Eu bebia o meu café quente, um ritual, o qual
era fundamental que fosse realizado todos os dias, sempre no mesmo horário.
Contudo, por algum motivo todos os relógios da cidade foram adiantados em
sessenta minutos e eu não pude deixar de chegar atrasado no meu destino. Admito,
estava incrédulo (como sempre fico essa época), porque mudaríamos o tempo se
ele continua sendo o mesmo, afinal, eu fui dormir no mesmo horário como faço
todos os dias. O mesmo tempo de ontem foi o tempo que utilizei hoje, mas hoje
eu não poderei ver as belas dançarinas do “Teatro do Barro” passeando em fila
para sua apresentação na praça, já que alguém decidiu que é útil mudar as horas
e elas já estão dançando nesse instante.
Meu café esfriara, o devaneio de meus pensamentos
arruinou a única coisa que ainda era certa: esvaziar aquela xícara de café.
Stella deve ter percebido que a xícara estava cheia e aproximou-se de mim – Sr.
Dagoberto, há algum problema com o modo que o café foi preparado hoje? Posso
imediatamente trazer outro para o senhor – Eu respondi com rispidez, sem pensar
muito – Stella, minha jovem, diga-me uma coisa, porque todos os anos esses
imbecis precisam fingir que mudaram o tempo sendo que ele permanece o mesmo? –
Assim que terminei a frase um jovem engomadinho, com o cabelo lambido para o
lado direito interrompeu a resposta da jovem garçonete – Ve-veja be-be-bem,
coroa! O horário de verão é fruto de muito tempo de estudo e possui o esforço
de muitos estudiosos, eles observaram que em determinada época do ano os dias
tornam-se mais longos, e registrando o fenômeno ano após ano, puderam de fato
descobrir que é um fenômeno natural periódico, e que nós seres humanos,
poderíamos nos utilizar dessa previsibilidade natural para com uma simples
convenção de: adiantar os relógios em uma hora, pudéssemos economizar energias,
em empresas, espaços públicos e prédios comerciais por exemplo – Eu ouvi o que
ele tinha a dizer até o final e respondi – Sabe meu jovem, os seus pontos são
ótimos, mas eu tenho que discordar, não vejo a eficiência que você diz existir,
me parece uma ação para reforçar o politicamente correto – O garoto parece que
assustou-se com a expressão, levantou o dedo e reforçou novamente a sua fé na
ciência e como o seu método consegue estar acima de todas as coisas, nesse
momento Stella interrompeu, ela que é uma jovem esforçada nos estudos e na vida,
trabalha durante o dia e estuda em período noturno, muito inteligente e hábil
com as palavras – Na verdade, os dois estão certos – ela falou com uma voz suave
apoiando duas xícaras vazias de uma mesa vizinha na bandeja – o método
científico é maravilhoso e nos permitiu invenções em larga escala, com janelas
de tempo cada vez menores, contudo, a ciência tornou-se enrijecida, o Sr.

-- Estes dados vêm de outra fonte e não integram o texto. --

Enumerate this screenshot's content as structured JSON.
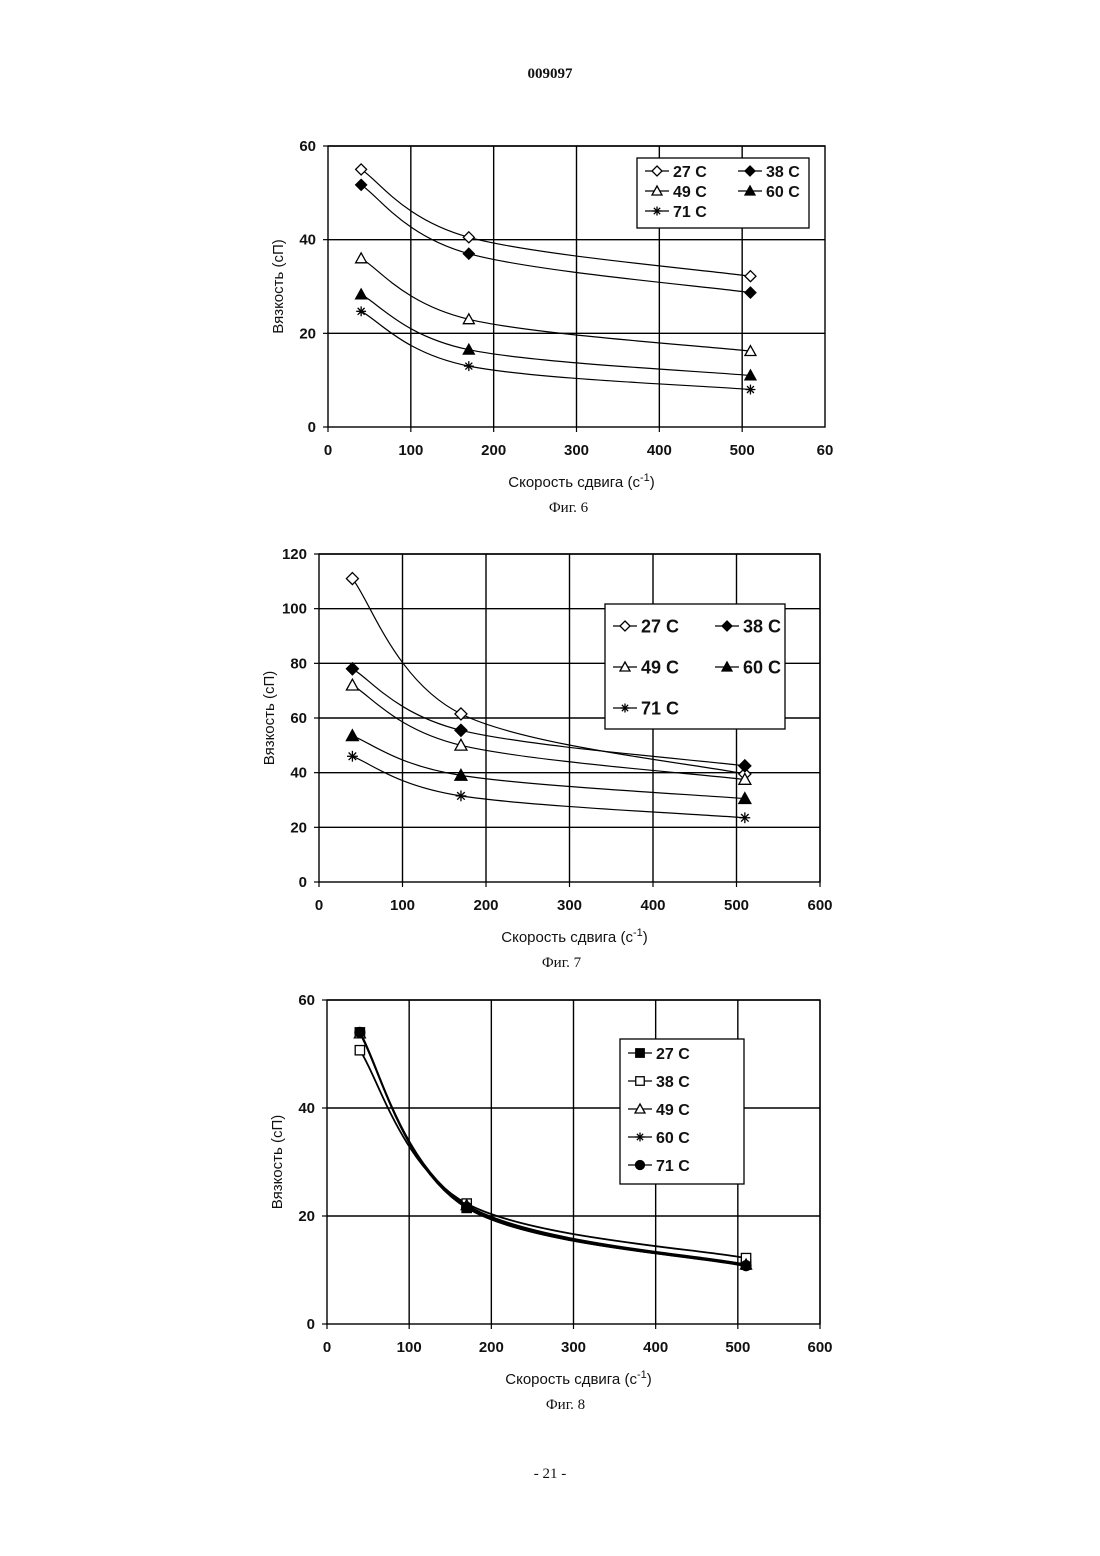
{
  "header": {
    "doc_number": "009097"
  },
  "footer": {
    "page_number": "- 21 -"
  },
  "chart_data": [
    {
      "type": "line",
      "caption": "Фиг. 6",
      "xlabel": "Скорость сдвига (с-1)",
      "xlabel_main": "Скорость сдвига (с",
      "xlabel_sup": "-1",
      "xlabel_close": ")",
      "ylabel": "Вязкость (сП)",
      "xlim": [
        0,
        600
      ],
      "ylim": [
        0,
        60
      ],
      "xticks": [
        0,
        100,
        200,
        300,
        400,
        500
      ],
      "xtick_labels": [
        "0",
        "100",
        "200",
        "300",
        "400",
        "500",
        "60"
      ],
      "yticks": [
        0,
        20,
        40,
        60
      ],
      "grid": true,
      "legend_position": "top-right",
      "legend_columns": 2,
      "series": [
        {
          "name": "27 C",
          "marker": "diamond-open",
          "x": [
            40,
            170,
            510
          ],
          "y": [
            55,
            40.5,
            32.2
          ]
        },
        {
          "name": "38 C",
          "marker": "diamond-filled",
          "x": [
            40,
            170,
            510
          ],
          "y": [
            51.7,
            37,
            28.7
          ]
        },
        {
          "name": "49 C",
          "marker": "triangle-open",
          "x": [
            40,
            170,
            510
          ],
          "y": [
            36,
            23,
            16.2
          ]
        },
        {
          "name": "60 C",
          "marker": "triangle-filled",
          "x": [
            40,
            170,
            510
          ],
          "y": [
            28.3,
            16.5,
            11
          ]
        },
        {
          "name": "71 C",
          "marker": "asterisk",
          "x": [
            40,
            170,
            510
          ],
          "y": [
            24.7,
            13,
            8
          ]
        }
      ]
    },
    {
      "type": "line",
      "caption": "Фиг. 7",
      "xlabel": "Скорость сдвига (с-1)",
      "xlabel_main": "Скорость сдвига (с",
      "xlabel_sup": "-1",
      "xlabel_close": ")",
      "ylabel": "Вязкость (сП)",
      "xlim": [
        0,
        600
      ],
      "ylim": [
        0,
        120
      ],
      "xticks": [
        0,
        100,
        200,
        300,
        400,
        500,
        600
      ],
      "xtick_labels": [
        "0",
        "100",
        "200",
        "300",
        "400",
        "500",
        "600"
      ],
      "yticks": [
        0,
        20,
        40,
        60,
        80,
        100,
        120
      ],
      "grid": true,
      "legend_position": "top-right",
      "legend_columns": 2,
      "series": [
        {
          "name": "27 C",
          "marker": "diamond-open",
          "x": [
            40,
            170,
            510
          ],
          "y": [
            111,
            61.5,
            39.5
          ]
        },
        {
          "name": "38 C",
          "marker": "diamond-filled",
          "x": [
            40,
            170,
            510
          ],
          "y": [
            78,
            55.5,
            42.5
          ]
        },
        {
          "name": "49 C",
          "marker": "triangle-open",
          "x": [
            40,
            170,
            510
          ],
          "y": [
            72,
            50,
            37.5
          ]
        },
        {
          "name": "60 C",
          "marker": "triangle-filled",
          "x": [
            40,
            170,
            510
          ],
          "y": [
            53.5,
            39,
            30.5
          ]
        },
        {
          "name": "71 C",
          "marker": "asterisk",
          "x": [
            40,
            170,
            510
          ],
          "y": [
            46,
            31.5,
            23.5
          ]
        }
      ]
    },
    {
      "type": "line",
      "caption": "Фиг. 8",
      "xlabel": "Скорость сдвига (с-1)",
      "xlabel_main": "Скорость сдвига (с",
      "xlabel_sup": "-1",
      "xlabel_close": ")",
      "ylabel": "Вязкость (сП)",
      "xlim": [
        0,
        600
      ],
      "ylim": [
        0,
        60
      ],
      "xticks": [
        0,
        100,
        200,
        300,
        400,
        500,
        600
      ],
      "xtick_labels": [
        "0",
        "100",
        "200",
        "300",
        "400",
        "500",
        "600"
      ],
      "yticks": [
        0,
        20,
        40,
        60
      ],
      "grid": true,
      "legend_position": "top-right",
      "legend_columns": 1,
      "series": [
        {
          "name": "27 C",
          "marker": "square-filled",
          "x": [
            40,
            170,
            510
          ],
          "y": [
            54,
            21.5,
            11
          ]
        },
        {
          "name": "38 C",
          "marker": "square-open",
          "x": [
            40,
            170,
            510
          ],
          "y": [
            50.7,
            22.3,
            12.2
          ]
        },
        {
          "name": "49 C",
          "marker": "triangle-open",
          "x": [
            40,
            170,
            510
          ],
          "y": [
            53.8,
            22,
            11
          ]
        },
        {
          "name": "60 C",
          "marker": "asterisk",
          "x": [
            40,
            170,
            510
          ],
          "y": [
            54,
            21.8,
            10.7
          ]
        },
        {
          "name": "71 C",
          "marker": "circle-filled",
          "x": [
            40,
            170,
            510
          ],
          "y": [
            54,
            21.6,
            10.8
          ]
        }
      ]
    }
  ]
}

Dagoberto tem razão em questionar a convenção do horário, e você concorda com
isso já que o fundamento da ciência é a dúvida – elas alternava o olhar entre o
mim e o garoto do cabelo lambido – vocês podem discutir aqui o resto do dia, um
defendendo a ciência como uma “entidade”, contrário ao seu objetivo que é ser
instrumento para o verdadeiro saber humano e da mesma forma, o outro vai negar
qualquer evidência apresentada, mas existe um fundo de razão nisso, afinal o
horário de verão não vem se mostrando eficiente na economia de energia, na
verdade vem se mostrando quase que insignificante nos últimos tempos. Apresento-lhes
o dilema moderno da humanidade, tenham uma boa tarde senhores – despediu-se e
saiu levando as xícaras vazia –.
E assim o jovem e o velho passamos mais de duas
horas, sentados, as vezes se encaravam, as vezes discutiam, pensando onde estaria
a raiz desse dilema, e naquela tarde os dois fizeram ciência, quase como ela
nascera (afastando-se dos sentidos e progredindo aos poucos em busca do prazer
do entendimento), - concluímos Rubens, aí está a causa do problema, a ciência
não é feita buscando entender ou dialogar com o indivíduo e com o mundo, hoje,
ela representa a vontade do mercado financeiro e não mais a busca pelo
conhecimento, os saberes populares são insignificantes, já que pouco
acrescentam para gerar produtos de valor ao mercado e o meio ambiente é uma
preocupação somente se não perpassa os lucros – Rubens arregalou os olhos,
depois de tantas xícaras de café era de se esperar, ele continuou minha frase –
e é por esse motivo que a ciência hoje e tão venerada quanto desacreditada.